Saturday, July 19, 2008

A year older; wiser?

Sorry it’s been awhile, I’ve been traveling internationally and I put “write post” on my to do list before I left, but I never got around to feeling comfortable enough in my parent’s house to blog. I don’t know how a place that birthed my sexual experimentation inspires frigidity. Forgive me; it’s been a few weeks since I’ve masturbated. But now that I am back in this country, and my apartment, the blog will continue.
I have been thinking a lot too about the topic; I always find that with a new interest (or an old interest that rejoins the pack) my mind starts wandering to new ideas and sexual possibilities. My fantasy sex life is always more exciting and vibrant than the real deal.
I really think, that my kink involves something verbal. The porn that gets me off these days are the ones where there’s a lot of back and forth. I’ve also been getting really excited by the idea of forced orgasms.

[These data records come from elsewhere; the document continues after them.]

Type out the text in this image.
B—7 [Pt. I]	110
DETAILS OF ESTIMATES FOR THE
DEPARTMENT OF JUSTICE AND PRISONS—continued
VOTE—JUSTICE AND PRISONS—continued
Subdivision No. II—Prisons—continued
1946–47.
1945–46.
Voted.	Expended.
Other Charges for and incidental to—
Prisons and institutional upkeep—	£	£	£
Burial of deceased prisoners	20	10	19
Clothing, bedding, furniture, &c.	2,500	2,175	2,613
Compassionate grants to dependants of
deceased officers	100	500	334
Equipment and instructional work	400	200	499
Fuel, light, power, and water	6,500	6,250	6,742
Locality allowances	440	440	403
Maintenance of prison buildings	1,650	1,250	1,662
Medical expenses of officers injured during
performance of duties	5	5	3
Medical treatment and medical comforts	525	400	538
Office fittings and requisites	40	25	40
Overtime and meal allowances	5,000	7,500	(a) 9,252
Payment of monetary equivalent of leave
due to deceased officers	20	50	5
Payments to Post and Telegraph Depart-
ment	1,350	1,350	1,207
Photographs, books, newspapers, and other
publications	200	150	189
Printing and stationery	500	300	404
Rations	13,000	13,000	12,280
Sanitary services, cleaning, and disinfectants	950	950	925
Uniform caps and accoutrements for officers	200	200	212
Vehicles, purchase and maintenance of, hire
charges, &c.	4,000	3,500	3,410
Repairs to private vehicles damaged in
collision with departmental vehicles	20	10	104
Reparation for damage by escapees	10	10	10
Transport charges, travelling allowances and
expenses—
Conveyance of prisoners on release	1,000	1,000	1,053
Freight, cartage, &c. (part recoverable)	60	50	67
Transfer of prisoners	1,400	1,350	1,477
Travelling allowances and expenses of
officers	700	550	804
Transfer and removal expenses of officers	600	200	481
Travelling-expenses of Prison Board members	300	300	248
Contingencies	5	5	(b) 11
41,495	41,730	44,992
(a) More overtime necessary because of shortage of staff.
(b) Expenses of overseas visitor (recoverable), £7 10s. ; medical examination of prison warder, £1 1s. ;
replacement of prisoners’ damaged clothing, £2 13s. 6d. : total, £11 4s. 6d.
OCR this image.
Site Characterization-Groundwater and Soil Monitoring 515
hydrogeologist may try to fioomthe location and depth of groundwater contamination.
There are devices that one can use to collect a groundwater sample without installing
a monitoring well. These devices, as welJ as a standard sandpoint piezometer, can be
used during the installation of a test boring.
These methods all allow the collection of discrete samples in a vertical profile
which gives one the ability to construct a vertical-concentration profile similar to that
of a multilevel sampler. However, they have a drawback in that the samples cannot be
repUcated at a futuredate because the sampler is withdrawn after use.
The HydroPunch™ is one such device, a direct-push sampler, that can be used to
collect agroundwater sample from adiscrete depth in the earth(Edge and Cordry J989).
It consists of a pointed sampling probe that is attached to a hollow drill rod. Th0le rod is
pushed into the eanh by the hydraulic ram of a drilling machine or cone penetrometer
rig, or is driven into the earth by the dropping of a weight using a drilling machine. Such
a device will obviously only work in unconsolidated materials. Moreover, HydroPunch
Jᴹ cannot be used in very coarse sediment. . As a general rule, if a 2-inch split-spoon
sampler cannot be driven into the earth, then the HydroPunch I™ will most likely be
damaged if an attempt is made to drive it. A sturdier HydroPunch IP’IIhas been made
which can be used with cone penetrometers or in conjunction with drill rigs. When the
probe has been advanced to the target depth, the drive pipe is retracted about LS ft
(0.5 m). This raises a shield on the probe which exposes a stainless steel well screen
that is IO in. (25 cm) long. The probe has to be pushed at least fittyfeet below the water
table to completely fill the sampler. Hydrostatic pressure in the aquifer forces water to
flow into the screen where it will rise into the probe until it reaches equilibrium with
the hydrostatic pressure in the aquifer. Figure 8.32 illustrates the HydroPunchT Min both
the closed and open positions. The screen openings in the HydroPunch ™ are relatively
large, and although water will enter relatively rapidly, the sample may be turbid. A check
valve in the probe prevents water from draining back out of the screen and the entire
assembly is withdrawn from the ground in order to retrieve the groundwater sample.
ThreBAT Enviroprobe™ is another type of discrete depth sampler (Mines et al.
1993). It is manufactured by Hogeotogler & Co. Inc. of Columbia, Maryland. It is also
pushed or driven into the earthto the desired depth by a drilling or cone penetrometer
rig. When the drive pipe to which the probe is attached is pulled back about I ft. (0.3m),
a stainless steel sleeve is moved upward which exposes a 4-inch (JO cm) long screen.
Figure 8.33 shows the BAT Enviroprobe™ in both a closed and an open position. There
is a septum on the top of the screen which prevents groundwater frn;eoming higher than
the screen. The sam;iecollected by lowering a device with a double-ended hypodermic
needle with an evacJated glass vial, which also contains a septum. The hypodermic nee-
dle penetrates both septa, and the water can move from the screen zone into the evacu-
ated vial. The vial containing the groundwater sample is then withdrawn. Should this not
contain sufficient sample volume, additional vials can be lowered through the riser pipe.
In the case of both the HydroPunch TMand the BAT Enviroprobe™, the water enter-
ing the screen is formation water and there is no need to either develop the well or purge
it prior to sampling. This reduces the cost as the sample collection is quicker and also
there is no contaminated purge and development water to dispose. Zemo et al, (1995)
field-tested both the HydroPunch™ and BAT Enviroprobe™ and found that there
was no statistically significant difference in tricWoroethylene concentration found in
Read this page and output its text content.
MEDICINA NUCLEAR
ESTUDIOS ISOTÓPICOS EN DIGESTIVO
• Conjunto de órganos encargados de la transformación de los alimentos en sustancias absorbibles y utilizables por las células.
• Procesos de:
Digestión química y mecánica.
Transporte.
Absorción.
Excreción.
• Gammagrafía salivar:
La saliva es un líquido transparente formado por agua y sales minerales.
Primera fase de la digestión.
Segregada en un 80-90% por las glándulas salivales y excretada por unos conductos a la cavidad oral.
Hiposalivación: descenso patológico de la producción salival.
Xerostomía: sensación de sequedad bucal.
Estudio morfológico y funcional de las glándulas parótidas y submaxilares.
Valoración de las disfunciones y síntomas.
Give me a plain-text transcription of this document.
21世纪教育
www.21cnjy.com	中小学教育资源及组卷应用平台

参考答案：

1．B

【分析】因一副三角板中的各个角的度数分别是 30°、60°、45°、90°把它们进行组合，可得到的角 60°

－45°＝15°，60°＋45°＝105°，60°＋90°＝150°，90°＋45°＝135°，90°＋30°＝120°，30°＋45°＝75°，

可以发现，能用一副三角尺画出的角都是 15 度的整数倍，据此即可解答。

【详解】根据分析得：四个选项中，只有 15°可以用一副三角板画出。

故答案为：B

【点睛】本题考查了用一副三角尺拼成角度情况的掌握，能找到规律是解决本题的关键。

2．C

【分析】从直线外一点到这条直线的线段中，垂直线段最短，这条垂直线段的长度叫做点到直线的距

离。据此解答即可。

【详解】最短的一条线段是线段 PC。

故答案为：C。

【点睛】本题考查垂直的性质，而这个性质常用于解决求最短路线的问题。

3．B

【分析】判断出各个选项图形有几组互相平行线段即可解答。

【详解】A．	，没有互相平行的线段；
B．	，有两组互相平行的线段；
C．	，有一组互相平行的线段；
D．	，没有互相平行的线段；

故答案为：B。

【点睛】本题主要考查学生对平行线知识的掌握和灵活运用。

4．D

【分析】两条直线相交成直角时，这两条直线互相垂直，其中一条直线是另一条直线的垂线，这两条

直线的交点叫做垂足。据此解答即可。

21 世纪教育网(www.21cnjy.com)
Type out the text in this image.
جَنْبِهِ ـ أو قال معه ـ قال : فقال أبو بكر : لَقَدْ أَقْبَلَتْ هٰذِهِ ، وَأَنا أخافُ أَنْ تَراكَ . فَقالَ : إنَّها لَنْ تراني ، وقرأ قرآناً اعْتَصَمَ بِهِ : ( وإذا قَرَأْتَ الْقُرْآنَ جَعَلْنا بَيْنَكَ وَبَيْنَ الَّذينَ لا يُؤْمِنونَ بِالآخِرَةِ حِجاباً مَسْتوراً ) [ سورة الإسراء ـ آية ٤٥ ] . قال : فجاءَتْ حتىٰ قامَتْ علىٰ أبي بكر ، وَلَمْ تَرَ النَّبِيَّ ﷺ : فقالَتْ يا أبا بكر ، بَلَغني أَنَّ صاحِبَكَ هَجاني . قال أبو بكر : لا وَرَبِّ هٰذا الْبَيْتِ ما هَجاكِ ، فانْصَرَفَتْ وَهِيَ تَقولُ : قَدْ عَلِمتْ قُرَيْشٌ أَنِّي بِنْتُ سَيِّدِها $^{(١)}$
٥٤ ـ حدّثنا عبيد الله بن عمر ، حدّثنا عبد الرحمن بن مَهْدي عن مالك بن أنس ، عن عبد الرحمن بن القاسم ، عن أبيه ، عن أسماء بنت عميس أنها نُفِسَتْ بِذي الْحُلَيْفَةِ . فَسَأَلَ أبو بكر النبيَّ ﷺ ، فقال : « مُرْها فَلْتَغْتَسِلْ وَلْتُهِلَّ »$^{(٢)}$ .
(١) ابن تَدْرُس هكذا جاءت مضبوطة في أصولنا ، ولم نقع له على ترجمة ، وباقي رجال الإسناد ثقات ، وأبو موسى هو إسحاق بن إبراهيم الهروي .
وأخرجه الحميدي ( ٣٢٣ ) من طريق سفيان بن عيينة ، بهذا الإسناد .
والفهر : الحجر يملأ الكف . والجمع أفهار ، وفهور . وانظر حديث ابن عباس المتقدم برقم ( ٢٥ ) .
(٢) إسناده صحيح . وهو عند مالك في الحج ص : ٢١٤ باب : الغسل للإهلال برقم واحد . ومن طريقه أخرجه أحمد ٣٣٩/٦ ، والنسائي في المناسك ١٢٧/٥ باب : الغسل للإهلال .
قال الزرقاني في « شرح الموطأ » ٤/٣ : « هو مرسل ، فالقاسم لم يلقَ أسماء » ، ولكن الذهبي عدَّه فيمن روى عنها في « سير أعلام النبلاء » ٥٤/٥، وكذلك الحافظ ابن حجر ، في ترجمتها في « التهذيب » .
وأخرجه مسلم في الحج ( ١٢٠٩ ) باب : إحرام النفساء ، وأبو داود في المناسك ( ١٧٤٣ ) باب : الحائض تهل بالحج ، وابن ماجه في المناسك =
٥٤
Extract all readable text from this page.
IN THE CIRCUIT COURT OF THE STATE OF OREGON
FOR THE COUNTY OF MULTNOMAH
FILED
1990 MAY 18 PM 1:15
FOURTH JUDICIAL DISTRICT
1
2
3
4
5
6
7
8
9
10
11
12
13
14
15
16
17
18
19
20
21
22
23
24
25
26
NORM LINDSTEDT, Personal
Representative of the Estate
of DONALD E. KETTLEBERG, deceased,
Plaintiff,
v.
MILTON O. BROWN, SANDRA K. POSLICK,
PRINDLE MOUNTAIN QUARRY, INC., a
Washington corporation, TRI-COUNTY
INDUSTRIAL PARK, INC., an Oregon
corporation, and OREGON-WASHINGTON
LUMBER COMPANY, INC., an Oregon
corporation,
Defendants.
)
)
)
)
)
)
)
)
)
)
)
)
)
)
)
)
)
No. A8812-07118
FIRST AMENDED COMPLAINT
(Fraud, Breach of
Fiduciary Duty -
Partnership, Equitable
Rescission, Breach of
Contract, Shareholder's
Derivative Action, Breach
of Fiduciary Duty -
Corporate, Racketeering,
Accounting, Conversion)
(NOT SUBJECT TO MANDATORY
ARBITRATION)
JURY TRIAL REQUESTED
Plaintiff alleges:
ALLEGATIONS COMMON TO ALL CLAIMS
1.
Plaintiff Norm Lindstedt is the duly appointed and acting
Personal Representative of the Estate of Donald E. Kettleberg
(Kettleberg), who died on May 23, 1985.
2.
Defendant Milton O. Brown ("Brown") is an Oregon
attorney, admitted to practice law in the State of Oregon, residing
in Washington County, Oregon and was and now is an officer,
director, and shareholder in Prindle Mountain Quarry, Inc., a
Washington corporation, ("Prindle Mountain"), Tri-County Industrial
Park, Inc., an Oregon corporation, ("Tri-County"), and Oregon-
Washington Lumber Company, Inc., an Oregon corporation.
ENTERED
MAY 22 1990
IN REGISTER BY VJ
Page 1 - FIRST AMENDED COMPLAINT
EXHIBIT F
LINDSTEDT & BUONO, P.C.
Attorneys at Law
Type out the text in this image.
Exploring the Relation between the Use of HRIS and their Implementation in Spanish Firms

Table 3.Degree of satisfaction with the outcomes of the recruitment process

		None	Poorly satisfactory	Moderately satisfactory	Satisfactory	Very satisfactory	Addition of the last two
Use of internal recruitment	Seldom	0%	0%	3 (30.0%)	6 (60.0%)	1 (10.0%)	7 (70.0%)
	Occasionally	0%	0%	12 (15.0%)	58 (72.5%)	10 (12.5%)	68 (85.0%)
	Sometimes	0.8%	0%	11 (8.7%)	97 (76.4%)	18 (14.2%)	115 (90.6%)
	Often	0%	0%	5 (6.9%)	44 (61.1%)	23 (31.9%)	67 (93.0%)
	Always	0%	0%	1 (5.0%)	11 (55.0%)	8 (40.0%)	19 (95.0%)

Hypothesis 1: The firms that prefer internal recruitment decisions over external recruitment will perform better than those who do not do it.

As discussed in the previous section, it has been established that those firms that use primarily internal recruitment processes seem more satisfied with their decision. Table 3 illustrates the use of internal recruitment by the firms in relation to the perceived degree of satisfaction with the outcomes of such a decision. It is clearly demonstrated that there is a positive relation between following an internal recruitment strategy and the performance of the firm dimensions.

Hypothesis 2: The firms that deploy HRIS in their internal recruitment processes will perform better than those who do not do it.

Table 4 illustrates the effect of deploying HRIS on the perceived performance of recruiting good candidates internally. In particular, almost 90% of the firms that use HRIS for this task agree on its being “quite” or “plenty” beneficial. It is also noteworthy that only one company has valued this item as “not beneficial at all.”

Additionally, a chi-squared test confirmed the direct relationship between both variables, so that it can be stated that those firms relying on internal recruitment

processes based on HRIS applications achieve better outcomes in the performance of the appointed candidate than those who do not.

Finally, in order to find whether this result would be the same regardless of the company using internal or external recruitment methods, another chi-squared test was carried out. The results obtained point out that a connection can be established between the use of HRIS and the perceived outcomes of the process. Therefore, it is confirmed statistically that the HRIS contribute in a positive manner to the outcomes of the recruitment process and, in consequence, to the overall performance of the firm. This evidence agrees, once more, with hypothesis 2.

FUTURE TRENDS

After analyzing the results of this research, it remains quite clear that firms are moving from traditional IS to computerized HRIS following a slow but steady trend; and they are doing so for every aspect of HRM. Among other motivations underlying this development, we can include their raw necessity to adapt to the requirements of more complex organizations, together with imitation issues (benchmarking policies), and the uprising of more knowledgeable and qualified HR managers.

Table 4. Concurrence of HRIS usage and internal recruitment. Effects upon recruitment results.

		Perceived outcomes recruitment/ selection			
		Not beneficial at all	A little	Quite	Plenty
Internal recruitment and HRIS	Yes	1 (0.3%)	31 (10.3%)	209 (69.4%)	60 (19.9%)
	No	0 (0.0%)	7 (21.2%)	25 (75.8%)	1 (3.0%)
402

I think this is the most productive aspect of BDSM that I have seen (besides all the role play and the ability to be bossy). I think this is super sexy and I think pretty easy to accomplish with a guy; I mean they’re always hard! There’s something particularly humiliating and fantastic about a forced male orgasm, especially when that’s your intention, yet you are trying to make them hold back. The level of disappointment can be wonderful to work with. If anyone has any experience I would love to know what you think, what you’ve done, and how you’ve done it. Just thinking about this gets me all jittery. There is so much room for humiliation play just in the guys inability to control his erection. Absolutely wonderful, and since I love, love playing with cocks to begin with, I see some future in this.
I’m also back on the idea of a strap on. Truthfully, I was never 100% into it. I’m not a butt person, but I’ve been thinking about it, and I’m coming around. But I wonder if I would just feel silly, I mean, I get wet giving head, and they make those belts that have a vibrator in them for the wearer, so that could be a positive. I am still not closer to shelling out the $$ yet though, so actual use is far away. But I have an idea and I might share it as fiction to see what everyone thinks.
Back to my childhood, it really baffles me. I just could never get in the right mind frame to think sexy, and with no material (since I have no regular mens) it was like there was a sexual desire firewall. This is the same home that I let my high school boyfriend sneak into after I had to be home for curfew and my parents went to bed. This is the same house that I used to throw parties in and host just as an excuse to get the boy I fancied at that moment into my house and into my clutches. This house witnessed many firsts, of mine as well as m friends! With all this rich history of deviant adolescent sexual promiscuity, you would think I could at least settle in enough to masturbate, nope.
I think it had to do with a particular date; I just celebrated my 27th birthday. I am a year older, maybe a little wiser. But still single and therefore still defective in some of my family’s eyes. It’s not that they don’t love me, it’s that they worry.
I had a conversation with my mother where she basically asked me if I am choosing this life of intense yet unfulfilling useless relationships and do I ever plan on settling down. And now at 27 I got to thinking, does settling down mean I have to settle? Because if that’s the case, I accept my cougar badge now and I’m going to start getting to work on my Rolodex.